Over the years I have absorbed myself in cutting-edge creative initiatives and ideas, and in 2017 I’ve fully immersed in the world of experience. But not just any experience. The whole of conscious life is an experience. Everybody is immersed in their own experience. But much of what has been designed by brands and the creative industries to be experienced has been “out there”. I remember how in the early days of silent movies, audience members would jump to their feet to shout warnings to their threatened screen heroes. They were “in there”. That is what we now mean by immersive experience. There is no distancing of experience.

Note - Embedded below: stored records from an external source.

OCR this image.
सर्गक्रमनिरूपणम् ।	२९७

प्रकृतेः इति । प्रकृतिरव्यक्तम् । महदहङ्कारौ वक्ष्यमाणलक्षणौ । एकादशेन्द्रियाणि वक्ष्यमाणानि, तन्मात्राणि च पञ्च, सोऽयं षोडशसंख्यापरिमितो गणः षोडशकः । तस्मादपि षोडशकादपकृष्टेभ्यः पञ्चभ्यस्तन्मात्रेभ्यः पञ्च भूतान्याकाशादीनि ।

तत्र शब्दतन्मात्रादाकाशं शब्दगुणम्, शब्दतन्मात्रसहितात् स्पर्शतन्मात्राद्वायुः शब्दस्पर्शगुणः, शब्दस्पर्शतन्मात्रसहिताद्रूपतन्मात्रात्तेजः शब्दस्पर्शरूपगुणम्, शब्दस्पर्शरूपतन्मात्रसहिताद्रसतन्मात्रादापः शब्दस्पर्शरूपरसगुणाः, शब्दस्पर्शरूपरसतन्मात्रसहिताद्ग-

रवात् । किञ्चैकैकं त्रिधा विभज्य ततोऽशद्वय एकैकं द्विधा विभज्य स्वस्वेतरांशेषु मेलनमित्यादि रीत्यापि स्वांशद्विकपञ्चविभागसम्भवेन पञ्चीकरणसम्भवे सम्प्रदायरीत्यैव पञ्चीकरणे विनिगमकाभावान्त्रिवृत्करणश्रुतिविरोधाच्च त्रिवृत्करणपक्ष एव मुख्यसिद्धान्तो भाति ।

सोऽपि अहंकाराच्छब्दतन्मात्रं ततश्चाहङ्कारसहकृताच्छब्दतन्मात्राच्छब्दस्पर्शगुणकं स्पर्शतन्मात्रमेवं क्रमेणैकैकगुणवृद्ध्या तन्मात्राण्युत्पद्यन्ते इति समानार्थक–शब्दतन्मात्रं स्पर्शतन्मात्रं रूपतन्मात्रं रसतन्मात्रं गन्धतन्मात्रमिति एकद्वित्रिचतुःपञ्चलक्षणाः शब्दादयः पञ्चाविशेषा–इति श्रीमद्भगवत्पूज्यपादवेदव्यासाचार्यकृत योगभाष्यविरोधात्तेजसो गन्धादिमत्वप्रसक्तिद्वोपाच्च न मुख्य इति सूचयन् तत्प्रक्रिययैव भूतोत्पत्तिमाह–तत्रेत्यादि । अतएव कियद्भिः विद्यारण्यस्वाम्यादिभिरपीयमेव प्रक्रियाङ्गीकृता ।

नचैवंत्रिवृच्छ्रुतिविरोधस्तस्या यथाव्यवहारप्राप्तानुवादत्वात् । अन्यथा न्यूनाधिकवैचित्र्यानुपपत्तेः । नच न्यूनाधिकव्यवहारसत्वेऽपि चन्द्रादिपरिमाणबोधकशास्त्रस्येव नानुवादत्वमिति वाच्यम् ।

Cinema audiences rarely do that now. Distance in experience is found everywhere in the West. Visit a village in India or Africa and the villagers crowd around a small TV. In India, they take a day-trip to the town to get the ‘darshan’ of the new department store, i.e. to bathe as tourists in the experience of the innovation and its wares, which represents a future for them. But in the west, brands and malls have become 'me-too'. Immersive is huge and becoming even more significant.
In the age of millennials, expectations of an entire generation have changed with the rise of new technologies, and they expect a deeper more personalised experience.
This is coupled with the fact that economic safety-nets have also been eroded, pushing younger audiences to live in the moment and invest their time and energy in experiences over things, and this naturally lends itself to a hunger for immersive experiences. And whilst social media serves a purpose in connecting us to more people (virtually rather than physically), at the same time it has had the negative effect of leaving many young people feeling more isolated and detached. Millennials can be less 'present'. Immersive demands you to be present and often requires you to leave your phone and other distractions at the door.
And it is not just in the creative industries. Chief Marketing Officers (CMOs) are being rebranded as Chief Experience Officers (CXOs). They are tasked with making their supermarkets destinations, their services brand worlds, their communications ‘compelling’, their employment engaging. For CXOs, immersive will be big.
As co-founder of The Department, the world's first immersive agency, I'm interested in combining traditional theatrical and production techniques with innovative technology, to put the consumer right at the heart of the brand experience. To quote an article on immersive advertising from The Huffington Post: "Technology is changing the way people lead their lives and experience the world around them. From virtual reality to augmented reality, tech is opening up new ways to engage our senses and has given us the opportunity to travel to real or fabricated places without ever leaving our sofas.”
My background is in film and theatre, and I spent several years working with Kevin Spacey at the Old Vic Theatre before establishing the Old Vic Tunnels where I curated a series of pop-up culinary, theatre and art experiences, such as the revolutionary Punchdrunk, who pushed the boundaries of theatre. This gave me an appetite for creating experiential events at the dawn of the 'Pop-up' culture, before the idea of immersive existed.
In an age saturated by screens and social media posts, I’m a firm believer in creating experiences that people can live and breathe, so as well as co-founding The Department with my partners Jonny Grant and Jessica Rees-Middleton three years ago, we also co-founded Lights of Soho, the world’s first light-art gallery and member’s club. Lights of Soho is a cultural hub where the worlds of film, music, fashion and theatre happily mingle and exchange ideas, and this reflects my belief in the crossover between all these disciplines.
It’s an idea that crosses over into the ethos of The Department, an immersive agency that started out 3 years ago, on a mission to promote some of the leading talents in theatre, culinary expertise, performance, film, music and design. The Department has grown into a creative experience agency, specialising in delivering immersive content and event solutions.
It’s been a productive year so far, with a Toyota C-HR launch a couple of weeks ago, where we collaborated with Freuds on the world’s first drive-through immersive theatre experience. A virtual tour of 5 European cities, integrating drones, lasers, projections, live action and animation to take 100 guests on a journey inspired by the flowing design of the new Toyota. Hollywood star Milla Jovovich acted as the guide on the journey, and we worked with some of the world’s finest creative and technical talent including; The Flash Pack who created a bullet time rig to capture moving images of the guests in one scene, Dick Straker at Mesmer, international performance designer Takis, and immersive theatrical group Les Enfants Terribles.
The week before we were in Switzerland creating a holographic and live theatre experience for IWC, in collaboration with Immersive, to launch their 2017 Da Vinci watch collection. We produced and directed a genre-defining holographic theatrical production starring Game of Thrones actor Joseph Mawle, which integrated live performances, projection mapping, back projections and holograms. Also in January we created ‘The Williams Experience’ at Autosport International, where guests including F1 star Lance Stroll were taken on a journey through 40 years of Williams F1 Racing. Tickets for this sold out in less than 1 hour, proving that people want to step away from their screens and into something captivating and immersive, that transports them inside the world of the brand.
One goal of the immersive projects we create at The Department is to engineer a mutual feedback between physical and virtual worlds, putting one into the other. Immersive.